When thinking of gifts for grandkids, there’s no need to break your budget. Get suggestions from parents, and avoid competing with them regarding gifts.

Instead of just buying toys, small traditions such as ringing a dinner bell, making pancakes for breakfast or baking cookies together can be great ways to create fond memories.

A school counselor and family therapist suggests: “Go back to basics. Recall your own childhood: What toys do you remember playing with the most? What stories do you remember about playing with those toys? I remember transforming a refrigerator box into a castle, decorating it and then playing in it for many hours.”

Going back to basics can also include taking the time to read children’s books with your grandkids, such as “The Polar Express” by Chris Van Allsburg, “How the Grinch Stole Christmas!” by Dr. Seuss or “The Three Bears’ Christmas” by Kathy Duval.

Storytime aside, do your grandkids seem like brats at the holidays? Keep in mind that many kids who visit overnight are out of their routines. Changes such as a too-late bedtime, too much stimulation and excessive sugar can negatively affect their behavior.

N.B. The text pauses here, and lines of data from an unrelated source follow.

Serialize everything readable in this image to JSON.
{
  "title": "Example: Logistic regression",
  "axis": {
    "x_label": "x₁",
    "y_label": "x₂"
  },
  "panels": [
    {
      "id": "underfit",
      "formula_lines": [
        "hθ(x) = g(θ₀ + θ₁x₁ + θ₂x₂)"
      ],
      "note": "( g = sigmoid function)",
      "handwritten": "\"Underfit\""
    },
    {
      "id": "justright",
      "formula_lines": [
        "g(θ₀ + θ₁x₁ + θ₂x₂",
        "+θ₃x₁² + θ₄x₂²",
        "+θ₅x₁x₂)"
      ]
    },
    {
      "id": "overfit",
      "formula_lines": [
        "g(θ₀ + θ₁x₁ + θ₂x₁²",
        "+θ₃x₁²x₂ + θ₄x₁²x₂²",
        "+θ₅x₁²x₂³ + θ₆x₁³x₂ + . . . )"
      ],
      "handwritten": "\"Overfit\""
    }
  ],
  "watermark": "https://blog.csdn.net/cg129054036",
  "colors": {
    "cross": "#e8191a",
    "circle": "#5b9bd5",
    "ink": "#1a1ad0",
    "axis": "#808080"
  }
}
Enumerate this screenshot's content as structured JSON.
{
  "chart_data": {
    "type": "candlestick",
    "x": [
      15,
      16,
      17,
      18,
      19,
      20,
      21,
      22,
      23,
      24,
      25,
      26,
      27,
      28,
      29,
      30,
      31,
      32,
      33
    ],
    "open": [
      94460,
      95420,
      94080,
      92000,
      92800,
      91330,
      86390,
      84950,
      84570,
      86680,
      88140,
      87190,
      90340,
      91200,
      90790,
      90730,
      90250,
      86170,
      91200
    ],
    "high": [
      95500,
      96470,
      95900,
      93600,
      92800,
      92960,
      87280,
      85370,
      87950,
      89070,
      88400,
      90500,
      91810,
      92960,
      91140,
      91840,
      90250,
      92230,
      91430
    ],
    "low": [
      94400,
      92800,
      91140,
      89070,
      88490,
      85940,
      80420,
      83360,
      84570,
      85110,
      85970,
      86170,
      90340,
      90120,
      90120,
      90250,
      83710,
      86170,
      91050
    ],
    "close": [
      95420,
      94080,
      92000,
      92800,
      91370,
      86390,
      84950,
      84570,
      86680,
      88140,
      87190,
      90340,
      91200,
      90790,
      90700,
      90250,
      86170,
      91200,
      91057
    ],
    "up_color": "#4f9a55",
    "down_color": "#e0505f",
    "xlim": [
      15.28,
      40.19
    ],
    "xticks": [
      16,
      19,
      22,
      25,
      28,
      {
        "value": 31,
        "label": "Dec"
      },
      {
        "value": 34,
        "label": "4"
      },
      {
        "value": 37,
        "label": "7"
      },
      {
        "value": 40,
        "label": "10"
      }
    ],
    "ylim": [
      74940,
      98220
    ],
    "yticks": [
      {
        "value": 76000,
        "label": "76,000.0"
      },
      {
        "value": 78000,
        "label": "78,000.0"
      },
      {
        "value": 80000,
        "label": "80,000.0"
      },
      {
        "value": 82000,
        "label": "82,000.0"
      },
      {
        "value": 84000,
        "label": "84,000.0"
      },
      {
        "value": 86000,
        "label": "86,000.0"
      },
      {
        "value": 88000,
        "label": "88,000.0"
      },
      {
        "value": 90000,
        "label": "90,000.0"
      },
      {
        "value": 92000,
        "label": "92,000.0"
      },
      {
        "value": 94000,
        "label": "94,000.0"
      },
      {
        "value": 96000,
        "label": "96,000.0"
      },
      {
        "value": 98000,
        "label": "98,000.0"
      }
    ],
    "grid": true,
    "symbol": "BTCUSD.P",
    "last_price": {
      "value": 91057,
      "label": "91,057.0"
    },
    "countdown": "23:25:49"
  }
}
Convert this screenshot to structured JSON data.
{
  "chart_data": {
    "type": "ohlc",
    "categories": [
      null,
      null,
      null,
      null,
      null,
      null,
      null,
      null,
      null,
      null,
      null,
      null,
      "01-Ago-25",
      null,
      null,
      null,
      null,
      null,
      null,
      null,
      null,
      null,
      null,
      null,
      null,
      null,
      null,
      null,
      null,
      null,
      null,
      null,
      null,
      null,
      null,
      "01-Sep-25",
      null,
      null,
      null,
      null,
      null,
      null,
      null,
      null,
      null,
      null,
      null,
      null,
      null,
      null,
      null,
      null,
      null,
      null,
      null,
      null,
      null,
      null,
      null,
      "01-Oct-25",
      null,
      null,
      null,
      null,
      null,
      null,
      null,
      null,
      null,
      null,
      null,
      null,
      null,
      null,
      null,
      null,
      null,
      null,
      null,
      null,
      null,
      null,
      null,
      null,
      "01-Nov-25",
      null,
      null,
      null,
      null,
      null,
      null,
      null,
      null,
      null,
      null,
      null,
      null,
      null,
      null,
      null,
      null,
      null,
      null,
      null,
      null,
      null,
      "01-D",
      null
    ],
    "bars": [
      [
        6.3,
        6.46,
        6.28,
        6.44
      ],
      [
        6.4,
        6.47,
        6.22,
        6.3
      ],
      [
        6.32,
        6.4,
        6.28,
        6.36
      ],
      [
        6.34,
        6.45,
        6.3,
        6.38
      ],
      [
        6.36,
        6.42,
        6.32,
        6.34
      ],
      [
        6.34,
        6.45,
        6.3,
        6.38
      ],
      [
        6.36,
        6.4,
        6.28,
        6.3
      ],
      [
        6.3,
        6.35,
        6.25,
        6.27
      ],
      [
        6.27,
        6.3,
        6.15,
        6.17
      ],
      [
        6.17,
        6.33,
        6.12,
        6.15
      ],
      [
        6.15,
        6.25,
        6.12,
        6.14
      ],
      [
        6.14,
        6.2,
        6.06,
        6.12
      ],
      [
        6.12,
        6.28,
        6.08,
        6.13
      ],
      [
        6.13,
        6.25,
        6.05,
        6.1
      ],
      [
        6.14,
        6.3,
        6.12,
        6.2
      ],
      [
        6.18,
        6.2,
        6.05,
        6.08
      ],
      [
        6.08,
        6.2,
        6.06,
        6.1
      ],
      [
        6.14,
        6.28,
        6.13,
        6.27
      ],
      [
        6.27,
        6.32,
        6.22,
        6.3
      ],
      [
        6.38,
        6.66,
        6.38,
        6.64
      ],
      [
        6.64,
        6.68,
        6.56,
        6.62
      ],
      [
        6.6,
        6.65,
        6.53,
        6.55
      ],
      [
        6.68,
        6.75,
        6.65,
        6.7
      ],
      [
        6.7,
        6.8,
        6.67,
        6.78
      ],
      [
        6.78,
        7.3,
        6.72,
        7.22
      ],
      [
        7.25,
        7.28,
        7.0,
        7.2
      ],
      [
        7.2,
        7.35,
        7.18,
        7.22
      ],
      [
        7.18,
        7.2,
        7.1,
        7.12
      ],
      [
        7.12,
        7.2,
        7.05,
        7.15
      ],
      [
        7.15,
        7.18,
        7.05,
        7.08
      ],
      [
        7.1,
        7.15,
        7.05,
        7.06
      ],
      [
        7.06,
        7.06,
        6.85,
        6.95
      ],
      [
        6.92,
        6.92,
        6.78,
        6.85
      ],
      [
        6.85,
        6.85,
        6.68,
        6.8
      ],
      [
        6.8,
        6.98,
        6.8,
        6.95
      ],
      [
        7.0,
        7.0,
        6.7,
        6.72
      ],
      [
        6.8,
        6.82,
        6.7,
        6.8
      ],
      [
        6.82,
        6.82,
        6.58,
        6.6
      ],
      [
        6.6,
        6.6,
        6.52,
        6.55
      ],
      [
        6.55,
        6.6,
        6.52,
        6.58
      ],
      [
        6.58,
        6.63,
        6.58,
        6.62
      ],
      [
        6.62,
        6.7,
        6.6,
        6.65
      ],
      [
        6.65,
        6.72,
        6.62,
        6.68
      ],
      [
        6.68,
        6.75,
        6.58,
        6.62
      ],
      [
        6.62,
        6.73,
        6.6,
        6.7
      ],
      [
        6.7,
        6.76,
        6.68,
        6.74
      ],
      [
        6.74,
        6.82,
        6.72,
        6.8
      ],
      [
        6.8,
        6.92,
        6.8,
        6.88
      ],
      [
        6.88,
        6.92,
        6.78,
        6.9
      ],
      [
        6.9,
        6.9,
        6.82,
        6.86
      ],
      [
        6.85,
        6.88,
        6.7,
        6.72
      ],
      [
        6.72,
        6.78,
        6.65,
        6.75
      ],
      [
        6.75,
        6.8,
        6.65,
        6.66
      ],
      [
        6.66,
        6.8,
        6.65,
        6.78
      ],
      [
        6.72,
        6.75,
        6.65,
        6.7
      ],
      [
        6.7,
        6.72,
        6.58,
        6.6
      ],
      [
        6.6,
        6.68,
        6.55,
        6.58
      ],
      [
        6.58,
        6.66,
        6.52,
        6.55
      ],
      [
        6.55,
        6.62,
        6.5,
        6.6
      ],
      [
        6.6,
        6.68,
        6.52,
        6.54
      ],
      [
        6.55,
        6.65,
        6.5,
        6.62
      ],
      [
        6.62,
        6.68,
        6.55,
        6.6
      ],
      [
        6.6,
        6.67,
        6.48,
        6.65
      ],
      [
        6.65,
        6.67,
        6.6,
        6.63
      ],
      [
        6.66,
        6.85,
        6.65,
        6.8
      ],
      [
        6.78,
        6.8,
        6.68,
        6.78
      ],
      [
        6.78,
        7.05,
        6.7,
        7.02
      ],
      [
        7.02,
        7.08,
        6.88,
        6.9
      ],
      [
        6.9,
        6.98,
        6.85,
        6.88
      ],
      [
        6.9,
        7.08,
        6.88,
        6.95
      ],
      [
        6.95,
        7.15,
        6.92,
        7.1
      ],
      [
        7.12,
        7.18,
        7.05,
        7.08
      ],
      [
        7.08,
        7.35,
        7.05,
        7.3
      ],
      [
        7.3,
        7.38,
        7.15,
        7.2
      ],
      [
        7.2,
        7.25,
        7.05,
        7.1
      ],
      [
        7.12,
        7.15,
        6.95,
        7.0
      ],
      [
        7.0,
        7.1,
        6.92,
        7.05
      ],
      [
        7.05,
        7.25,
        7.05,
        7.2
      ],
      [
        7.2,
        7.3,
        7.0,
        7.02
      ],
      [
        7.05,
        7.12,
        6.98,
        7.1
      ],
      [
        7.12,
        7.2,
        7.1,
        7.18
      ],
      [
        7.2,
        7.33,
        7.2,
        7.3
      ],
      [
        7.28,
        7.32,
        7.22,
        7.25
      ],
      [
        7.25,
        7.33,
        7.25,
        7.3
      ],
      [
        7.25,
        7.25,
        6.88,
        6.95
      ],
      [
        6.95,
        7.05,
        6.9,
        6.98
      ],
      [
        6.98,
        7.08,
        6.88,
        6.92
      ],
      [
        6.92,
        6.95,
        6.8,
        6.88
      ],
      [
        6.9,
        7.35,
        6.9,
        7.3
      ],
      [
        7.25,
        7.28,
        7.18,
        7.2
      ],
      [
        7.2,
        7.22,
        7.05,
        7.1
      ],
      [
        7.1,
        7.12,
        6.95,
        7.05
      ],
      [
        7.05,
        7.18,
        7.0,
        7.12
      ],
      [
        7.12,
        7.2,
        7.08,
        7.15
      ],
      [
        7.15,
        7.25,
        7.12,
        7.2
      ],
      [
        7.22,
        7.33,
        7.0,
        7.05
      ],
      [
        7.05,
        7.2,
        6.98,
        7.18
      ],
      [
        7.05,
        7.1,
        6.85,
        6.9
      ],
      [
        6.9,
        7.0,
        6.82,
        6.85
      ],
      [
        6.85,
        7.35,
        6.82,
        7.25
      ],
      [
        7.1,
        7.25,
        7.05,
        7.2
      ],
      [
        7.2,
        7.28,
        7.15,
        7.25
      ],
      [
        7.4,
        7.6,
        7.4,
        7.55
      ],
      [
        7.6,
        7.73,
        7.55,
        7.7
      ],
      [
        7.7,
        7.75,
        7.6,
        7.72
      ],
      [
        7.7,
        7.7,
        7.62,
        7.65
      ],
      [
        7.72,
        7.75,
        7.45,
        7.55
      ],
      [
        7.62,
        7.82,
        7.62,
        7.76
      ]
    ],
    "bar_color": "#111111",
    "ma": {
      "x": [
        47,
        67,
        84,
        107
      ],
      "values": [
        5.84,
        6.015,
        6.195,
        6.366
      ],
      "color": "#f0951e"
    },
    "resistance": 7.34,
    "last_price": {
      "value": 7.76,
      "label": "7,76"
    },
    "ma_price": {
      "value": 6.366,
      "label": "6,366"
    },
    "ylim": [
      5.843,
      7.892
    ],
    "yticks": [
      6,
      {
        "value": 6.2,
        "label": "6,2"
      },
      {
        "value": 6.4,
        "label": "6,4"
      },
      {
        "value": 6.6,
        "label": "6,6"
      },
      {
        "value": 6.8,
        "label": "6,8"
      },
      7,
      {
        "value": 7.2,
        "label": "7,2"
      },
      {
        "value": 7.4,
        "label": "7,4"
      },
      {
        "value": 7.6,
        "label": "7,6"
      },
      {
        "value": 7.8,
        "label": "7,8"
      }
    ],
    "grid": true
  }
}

Also, be aware that visiting children who appear extremely finicky may actually have sensory difficulties. Behaviors to look for include: picky eating; covering their ears at noise; hating tags and seams in clothes; refusing to wear shoes or preferring only one shoe type; sucking on their sleeves; or fighting about brushing their teeth and hair.

Forcing behavior that you’d rather see doesn’t work, and looking askance at the dinner table just makes kids and their parents feel bad. Instead, be sensitive and patient with all your young guests.

When your home is full of little guests, safety and childproofing are paramount. Here are some tips from the Consumer Product Safety Commission that can help you provide a safe environment for children visiting your home:

• Keep medicines and household chemicals in their original, child-resistant containers.

• Store potentially hazardous substances up and out of a child’s sight and reach.

• Keep the national Poison Help Line number, (800) 222-1222, handy in case of a poison emergency.

• Leave the original labels on all products, and read the labels before using them.

• Always refer to medicine as “medicine,” not “candy.”

• Clean out the medicine cabinet and safely dispose of unneeded and outdated medications.

• Don’t put candles or decorative lamps that contain oil where children can reach them. Lamp oil can be very toxic if ingested.

• Secure colorful packets of laundry or dishwasher detergents out of the reach of children. They look like candy and are a poisoning risk if ingested.